L'Oublié d'Outreau est un récit autobiographique, qui entend relater "un parcours sinueux, obscur ou oscille espoir et désespoir, amour et haine, pureté et perversité, recherche d'identité, quête de bonheur" (p. 11). Issu d'un milieu modeste, né de père inconnu, Ludovic Lefebvre est élevé par sa grand-mère et le concubin de celle-ci dans la région Nord-Pas-de-Calais. A l'âge de 15 ans, l'auteur est mis sous tutelle chez son médécin de famille, le docteur Michel Q. Un notable, médécin auprès de la commission des permis de conduire, président d'un club huppé, le club "des 41". Un personnage que l'adolescent trouve fort sympathique, du moins au début... Très vite, il découvre que le bon docteur, "le soigneur, le confident, celui qui réconforte, celui qui redonne confiance" (p. 55) est un pervers de la pire espèce, " rougeaud, violent, violeur, obsedé, casseur de personnalité, adorateur d'adolescent viril, alcoolique et pédéraste honteux, bien caché" (Ibid.). A ce propos, il est difficile de rester indifférent en lisant le récit, terrible, du premier viol subi par Ludovic Lefebvre (pages 50 et suivantes). Dans ce cauchemar, c'est paradoxalement Martine Q., épouse et complice du médécin pédophile, qui fera office de "bouée de secours"; "mon unique moyen à l'époque de garder ma virilité naturelle, de ne pas me sentir encore un peu plus lopette, misérable, de vivre avec l'humiliation" précise l'auteur (p. 64). Les années qui suivront seront celles de la descente aux enfers pour Ludovic Lefebvre : alcool, tranquilisants, drogues en tous genre, vols, bagarres... Douze ans d'autodestruction interrompus parfois par des trèves, des lueurs d'espoir, avant de replonger à nouveau. Soyons clairs : ça fait froid dans le dos !

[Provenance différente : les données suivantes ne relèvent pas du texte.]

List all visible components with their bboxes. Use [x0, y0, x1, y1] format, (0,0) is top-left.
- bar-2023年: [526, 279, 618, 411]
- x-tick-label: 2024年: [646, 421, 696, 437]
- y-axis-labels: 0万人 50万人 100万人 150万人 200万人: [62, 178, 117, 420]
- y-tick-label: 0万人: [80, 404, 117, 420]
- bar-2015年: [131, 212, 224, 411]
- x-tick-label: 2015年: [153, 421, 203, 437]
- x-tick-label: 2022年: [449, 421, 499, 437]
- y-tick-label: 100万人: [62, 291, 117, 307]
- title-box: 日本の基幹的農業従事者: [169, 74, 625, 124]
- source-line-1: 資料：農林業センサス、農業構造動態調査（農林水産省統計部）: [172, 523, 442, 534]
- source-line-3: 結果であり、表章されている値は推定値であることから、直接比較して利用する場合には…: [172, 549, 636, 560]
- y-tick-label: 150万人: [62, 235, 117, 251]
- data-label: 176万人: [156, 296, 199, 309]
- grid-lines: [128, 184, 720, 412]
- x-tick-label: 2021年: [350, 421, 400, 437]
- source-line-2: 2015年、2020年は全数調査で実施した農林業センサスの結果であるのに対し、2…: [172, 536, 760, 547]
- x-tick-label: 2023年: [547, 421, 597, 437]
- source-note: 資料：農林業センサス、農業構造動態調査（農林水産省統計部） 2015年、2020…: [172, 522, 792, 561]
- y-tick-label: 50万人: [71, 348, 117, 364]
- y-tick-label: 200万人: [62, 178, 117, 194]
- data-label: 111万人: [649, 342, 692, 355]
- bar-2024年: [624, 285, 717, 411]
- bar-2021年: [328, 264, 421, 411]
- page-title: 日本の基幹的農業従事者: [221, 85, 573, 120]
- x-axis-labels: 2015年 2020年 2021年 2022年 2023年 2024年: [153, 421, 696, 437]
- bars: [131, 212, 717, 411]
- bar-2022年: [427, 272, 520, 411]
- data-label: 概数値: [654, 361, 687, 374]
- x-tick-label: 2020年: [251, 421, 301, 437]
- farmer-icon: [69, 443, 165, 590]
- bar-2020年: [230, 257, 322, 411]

Fin 1995/ début 1996 : l'auteur décide de porter plainte contre son bourreau. De prime abord, le "pédéraste honteux" semble bien parti pour se diriger vers la case "prison" : le dossier de Ludovic Lefebvre est solide, et le médécin n'hésitera pas à insulter et à menacer de mort la juge qui instruit l'affaire (p. 160). Pour compléter un tableau déjà édifiant, le docteur Q. a violé un autre adolescent (p. 139-141) et tué deux femmes et blessé grièvement une troisième alors qu'il conduisait en état d'ivresse (p. 141-142) Dans cette dernière affaire, il insultera encore copieusement le magistrat instructeur, Fabrice Burgaud lui même. Visiblement, si cet homme est bien placé dans la hiérarchie sociale, il l'est également dans la hiérarchie de la saloperie, si jamais elle existe.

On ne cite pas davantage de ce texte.